Lawmakers scold state treasurer over handling of education programs
This story first appeared in the Las Vegas Sun on February 9, 2017. To read the full story click here.
A Senate Finance Committee hearing today to review Educational Savings Accounts, the Nevada College Kick Start Program account and other accounts managed by the Nevada Treasurer’s Office morphed into a critique of the office and of the seeming willingness of Treasurer Dan Schwartz to ignore the Legislature.
Created by the Republican-controlled 2015 Legislature with Senate Bill 302, ESAs were intended to give parents a percentage of the average amount Nevada spends on education per student. Parents could use the money to pay for children to be educated in part or entirely outside the public school system.
Despite legal challenges to ESAs, including the Nevada Supreme Court ruling that the funding mechanism for ESAs was unconstitutional, the Treasurer’s Office has continued working on the program.
That work, as well as continued work on the College Kick Start Program, which the Legislature also had issues with last session, drew the ire of committee members.
“So it was an end-around what we intended and what was in the governor’s budget,” Sen. Aaron Ford, D-Las, Vegas, said about a public information officer whom Ford said the treasurer was using to convince parents to use the ESA program.
“We didn’t reject the enhancements (the increased funding the treasurer requested),” said Sen. Ben Kieckhefer, R-Reno, voicing similar concerns with the Kick Start Program. “We said we would talk about it in the next session. Again, you can’t spit in the Legislature’s face and expect a warm handshake in return. You’re putting us in a tough spot.”
Because today’s hearing was a budget review and not a general discussion about ESAs, the committee’s questions were about logistics: What the treasurer’s employees were doing, how and when ESAs would be funded and how forthcoming the office had been with statistics about who was applying for ESAs.
“I’m a little confused,” Ford said, speaking to Grant Hewitt, the chief of staff for the Treasurer’s Office. “A couple of weeks ago, someone from your office, maybe a PIO, sent out to a newspaper in Las Vegas information about demographics. I’m a little confused, and I want to offer the context that we’ve been asking this office for a year and a half for that demographic information.”
Hewitt said he could not have provided the data sooner because it only recently became available, and he gave it to the committee as soon as it was compiled.
“We have no interest in hiding the football here,” Hewitt said. “We are interested in providing clear and concise data, and we will continue to do so.”
Ford was even harsher in his questions when asking about Kick Start.
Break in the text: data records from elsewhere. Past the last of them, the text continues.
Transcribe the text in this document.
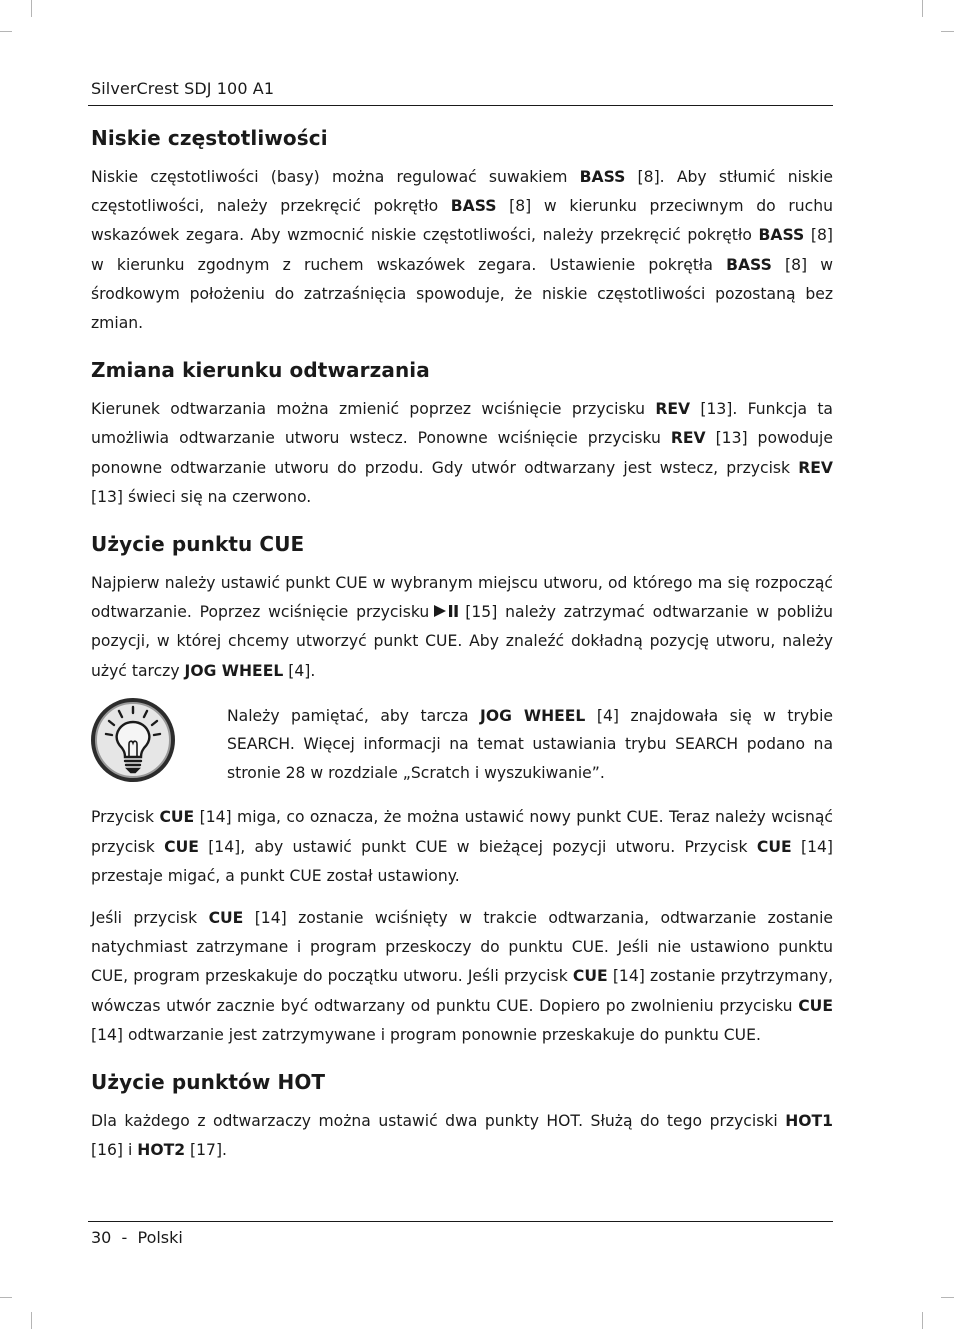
SilverCrest SDJ 100 A1
Niskie częstotliwości

Niskie częstotliwości (basy) można regulować suwakiem BASS [8]. Aby stłumić niskie częstotliwości, należy przekręcić pokrętło BASS [8] w kierunku przeciwnym do ruchu wskazówek zegara. Aby wzmocnić niskie częstotliwości, należy przekręcić pokrętło BASS [8] w kierunku zgodnym z ruchem wskazówek zegara. Ustawienie pokrętła BASS [8] w środkowym położeniu do zatrzaśnięcia spowoduje, że niskie częstotliwości pozostaną bez zmian.

Zmiana kierunku odtwarzania

Kierunek odtwarzania można zmienić poprzez wciśnięcie przycisku REV [13]. Funkcja ta umożliwia odtwarzanie utworu wstecz. Ponowne wciśnięcie przycisku REV [13] powoduje ponowne odtwarzanie utworu do przodu. Gdy utwór odtwarzany jest wstecz, przycisk REV [13] świeci się na czerwono.

Użycie punktu CUE

Najpierw należy ustawić punkt CUE w wybranym miejscu utworu, od którego ma się rozpocząć odtwarzanie. Poprzez wciśnięcie przycisku [15] należy zatrzymać odtwarzanie w pobliżu pozycji, w której chcemy utworzyć punkt CUE. Aby znaleźć dokładną pozycję utworu, należy użyć tarczy JOG WHEEL [4].

Należy pamiętać, aby tarcza JOG WHEEL [4] znajdowała się w trybie SEARCH. Więcej informacji na temat ustawiania trybu SEARCH podano na stronie 28 w rozdziale „Scratch i wyszukiwanie”.

Przycisk CUE [14] miga, co oznacza, że można ustawić nowy punkt CUE. Teraz należy wcisnąć przycisk CUE [14], aby ustawić punkt CUE w bieżącej pozycji utworu. Przycisk CUE [14] przestaje migać, a punkt CUE został ustawiony.

Jeśli przycisk CUE [14] zostanie wciśnięty w trakcie odtwarzania, odtwarzanie zostanie natychmiast zatrzymane i program przeskoczy do punktu CUE. Jeśli nie ustawiono punktu CUE, program przeskakuje do początku utworu. Jeśli przycisk CUE [14] zostanie przytrzymany, wówczas utwór zacznie być odtwarzany od punktu CUE. Dopiero po zwolnieniu przycisku CUE [14] odtwarzanie jest zatrzymywane i program ponownie przeskakuje do punktu CUE.

Użycie punktów HOT

Dla każdego z odtwarzaczy można ustawić dwa punkty HOT. Służą do tego przyciski HOT1 [16] i HOT2 [17].

30 - Polski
“This office abuses its discretion too often,” he said. “The treasurer was not to fund Kick Start, and you’ve done it anyway. Please offer me an explanation.”
Schwartz said he wouldn’t get into a constitutional debate over who has the power to do what. But he admitted Ford was right that the Legislature told him not to work on Kick Start but he did anyway.
“As far as College Kick Start goes, the answer is, yes, you’re right,” Schwartz said. “You were opposed to our expanding the program. But had we followed that directive, we would have been back here with nothing to show. Again, I’ll take responsibility for it. It’s up to you to decide if that’s right or wrong.”
Ford was not placated.
“This is entirely out of the scope of what you were supposed to do,” he said. “We have to make the decisions about what we allocate and program — the money that is going to be used in and how we want it to be used.
“We are the Legislature, Dan Schwartz. You’re not the Legislature.”
While the specifics of the treasurer’s work on ESAs and on Kick Start generated conflict, the committee found time to hear testimony about whether ESAs were generally good or bad for education in Nevada.
At the beginning of his testimony, Schwartz said school choice was needed to improve education in Nevada.
“I’m a product of the Chicago public school system, and I couldn’t be happier with my education,” Schwartz said. “But both you and I believe that our standing as 51 out of 50 is unacceptable, despite spending billions and billions of dollars on education. It should be the (parent’s) decision, not ours, that determines the best school and the best environment for our children.”
None of the senators expressed an opinion on ESAs, but the committee heard several witnesses, citizens and representatives from interested groups.
Sylvia Lazos, the policy director for Educate Nevada Now, a group that has fought against the ESAs in Nevada, told the committee that the program should be dead already.
“When we take money out of education to fund vouchers, that’s unconstitutional,” she said. “When the Legislature sets money aside for education, you have to leave it alone. It’s been our position and it continues to be that SB302 is dead.”
In addition to Lazos, the committee also heard from representatives of the American Civil Liberties Union, the Nevada Education Association, a group called Honoring Our Public Education, or HOPE, and several private citizens, all of whom were against the funding of ESAs.
Other than employees of the Treasurer’s Office, only two people, two mothers testifying from Las Vegas, offered testimony in support of the ESA program.
The hearing was the first bite that the Legislature has taken in regard to ESAs. The Assembly will also review it as a budget item, and the education committees of the Senate and Assembly will likely address the issue before the legislature finishes its work for the year.